Issue #2: Reviewing medical tests in front of the patient. Two surgical residents and the attending surgeon pull up the CT results in front of the patient without having reviewed them first and the test shows a very concerning exam. Dr. Murphy diagnosis her with cancer, in front of the patient, based on this scan. This is reason #1 why you know what the patient is dealing with before you go talk with them. Nothing should be hidden from a patient, but also should the information be presented in a compassionate, informative way.

Issue #3: The definitive diagnosis of cancer can only be made by biopsy. Are some radiology studies highly suggestive of malignancy? Yes, absolutely. But always, the cells must be looked at for definitive diagnosis, which means a biopsy.

Issue #4: Supposedly, Shaun Murphy is crazy uber-smart despite his communication difficulties related to his autism, but he seemingly made it out of medical school without an understanding of what “scut work” is. Sure.

Issue #5: Nursing as boss. In one scene, a nurse is placed as Shaun Murphy’s “boss” to keep him from ordering unnecessary medical tests. Put simply, this is not nursing’s responsibly.  It is a nurse’s responsibility to protect patient’s assigned to her from unnecessary medical testing (or at least question the physician about tests that seem out of bounds), but never would a nurse be assigned to follow a resident around all day to keep tabs on him.

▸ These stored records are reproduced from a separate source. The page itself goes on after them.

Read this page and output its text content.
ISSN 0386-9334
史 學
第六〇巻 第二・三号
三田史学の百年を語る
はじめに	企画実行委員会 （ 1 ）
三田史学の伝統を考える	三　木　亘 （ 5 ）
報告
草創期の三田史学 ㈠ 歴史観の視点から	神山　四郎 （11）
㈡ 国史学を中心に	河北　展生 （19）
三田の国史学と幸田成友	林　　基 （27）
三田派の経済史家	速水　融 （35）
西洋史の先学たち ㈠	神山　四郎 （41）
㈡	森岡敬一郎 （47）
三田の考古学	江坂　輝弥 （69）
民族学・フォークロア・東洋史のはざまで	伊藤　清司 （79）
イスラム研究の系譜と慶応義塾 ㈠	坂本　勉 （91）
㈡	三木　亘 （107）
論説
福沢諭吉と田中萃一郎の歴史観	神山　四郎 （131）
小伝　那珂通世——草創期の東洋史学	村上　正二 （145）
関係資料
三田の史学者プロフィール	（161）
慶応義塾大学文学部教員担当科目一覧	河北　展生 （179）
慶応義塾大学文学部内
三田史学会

This is the responsibility of the surgical hierarchy and they need to keep tabs on this resident. Also, this nurse seemingly works every area of the hospital from the ER to the PACU. This is also unrealistic.

Issue #6: Nurses are called by their first name— not “Nurse” and their last name. Again, can we get rid of this stereotype?

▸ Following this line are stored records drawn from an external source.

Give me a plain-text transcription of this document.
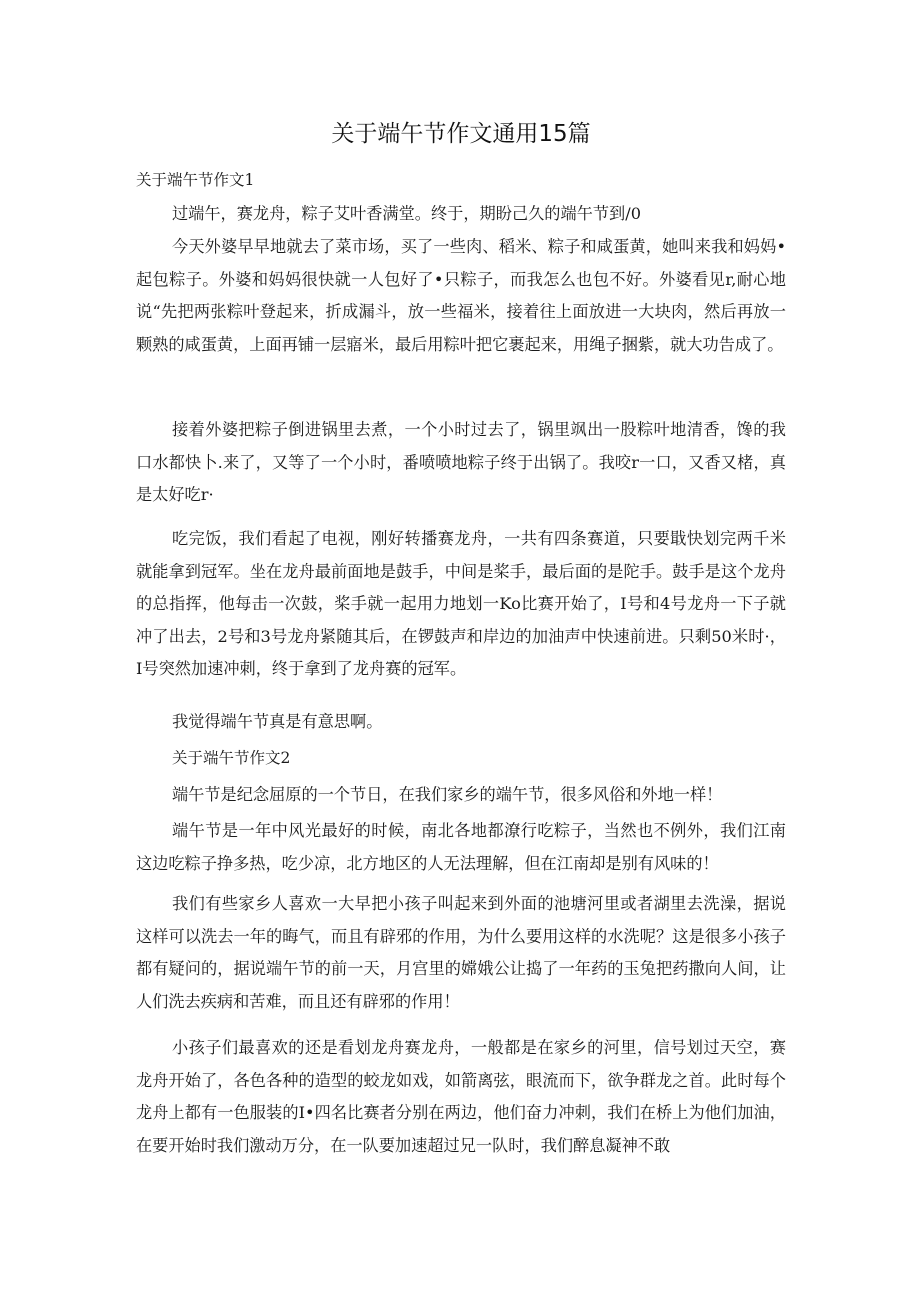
关于端午节作文通用15篇
关于端午节作文1
过端午，赛龙舟，粽子艾叶香满堂。终于，期盼己久的端午节到/0
今天外婆早早地就去了菜市场，买了一些肉、稻米、粽子和咸蛋黄，她叫来我和妈妈•起包粽子。外婆和妈妈很快就一人包好了•只粽子，而我怎么也包不好。外婆看见r,耐心地说“先把两张粽叶登起来，折成漏斗，放一些福米，接着往上面放进一大块肉，然后再放一颗熟的咸蛋黄，上面再铺一层寤米，最后用粽叶把它裹起来，用绳子捆紫，就大功告成了。
接着外婆把粽子倒进锅里去煮，一个小时过去了，锅里飒出一股粽叶地清香，馋的我口水都快卜.来了，又等了一个小时，番喷喷地粽子终于出锅了。我咬r一口，又香又楮，真是太好吃r·
吃完饭，我们看起了电视，刚好转播赛龙舟，一共有四条赛道，只要戢快划完两千米就能拿到冠军。坐在龙舟最前面地是鼓手，中间是桨手，最后面的是陀手。鼓手是这个龙舟的总指挥，他每击一次鼓，桨手就一起用力地划一Ko比赛开始了，I号和4号龙舟一下子就冲了出去，2号和3号龙舟紧随其后，在锣鼓声和岸边的加油声中快速前进。只剩50米时·，I号突然加速冲刺，终于拿到了龙舟赛的冠军。
我觉得端午节真是有意思啊。
关于端午节作文2
端午节是纪念屈原的一个节日，在我们家乡的端午节，很多风俗和外地一样！
端午节是一年中风光最好的时候，南北各地都潦行吃粽子，当然也不例外，我们江南这边吃粽子挣多热，吃少凉，北方地区的人无法理解，但在江南却是别有风味的！
我们有些家乡人喜欢一大早把小孩子叫起来到外面的池塘河里或者湖里去洗澡，据说这样可以洗去一年的晦气，而且有辟邪的作用，为什么要用这样的水洗呢？这是很多小孩子都有疑问的，据说端午节的前一天，月宫里的嫦娥公让捣了一年药的玉兔把药撒向人间，让人们洗去疾病和苦难，而且还有辟邪的作用！
小孩子们最喜欢的还是看划龙舟赛龙舟，一般都是在家乡的河里，信号划过天空，赛龙舟开始了，各色各种的造型的蛟龙如戏，如箭离弦，眼流而下，欲争群龙之首。此时每个龙舟上都有一色服装的I•四名比赛者分别在两边，他们奋力冲刺，我们在桥上为他们加油，在要开始时我们激动万分，在一队要加速超过兄一队时，我们醉息凝神不敢
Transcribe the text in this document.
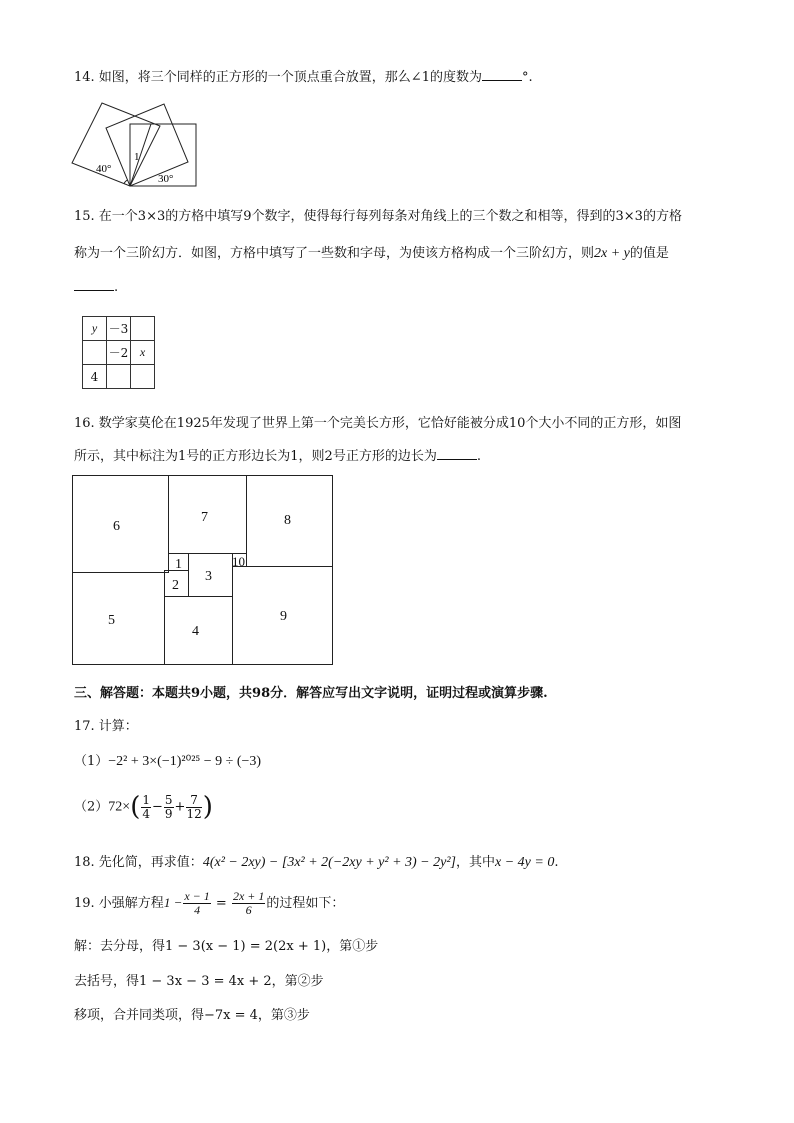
14. 如图，将三个同样的正方形的一个顶点重合放置，那么∠1的度数为	°.
40°
1
30°
15. 在一个3×3的方格中填写9个数字，使得每行每列每条对角线上的三个数之和相等，得到的3×3的方格
称为一个三阶幻方．如图，方格中填写了一些数和字母，为使该方格构成一个三阶幻方，则2x + y的值是
.
y	－3	
	－2	x
4		
16. 数学家莫伦在1925年发现了世界上第一个完美长方形，它恰好能被分成10个大小不同的正方形，如图
所示，其中标注为1号的正方形边长为1，则2号正方形的边长为	.
6
7	8
5
4
9
3
1
2
10
三、解答题：本题共9小题，共98分．解答应写出文字说明，证明过程或演算步骤.
17. 计算：
（1）−2² + 3×(−1)²⁰²⁵ − 9 ÷ (−3)
$(2)72\times( \frac{1}{4} - \frac{5}{9} + \frac{7}{12}$ )
18. 先化简，再求值：4(x² − 2xy) − [3x² + 2(−2xy + y² + 3) − 2y²]，其中x − 4y = 0.
19. 小强解方程$1 - \frac{x - 1}{4} = \frac{2x + 1}{6}$ 的过程如下：
解：去分母，得1 − 3(x − 1) = 2(2x + 1)，第①步
去括号，得1 − 3x − 3 = 4x + 2，第②步
移项，合并同类项，得−7x = 4，第③步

Issue #7: Lab delay in pathology results. Lab works very closely when surgeons are waiting for results with a patient on the table. These would be considered “stat” reads and would not be placed in the normal milieu of other lab tests.

Issue #8: Threats of violence are taken very seriously. Shaun’s response to the lab personnel not immediately reading the pathology slides is to verbally threaten to throw a rock through their window. This is completely unacceptable behavior, regardless of the autism diagnosis of the surgical resident, from any member on a hospital staff and would not be treated with a kind response (as in she smiles and concedes to his demands.) A statement made like this would receive disciplinary action.

Issue #9: These amazing medical centers cannot do amazing surgery. In this episode, the surgical team decides they must cut out the kidney in order to get a better look at the tumor. Fine, great. But why not reimplant it once the surgery is over?

There are so many issues with this one episode of The Good Doctor it deserves a Part III.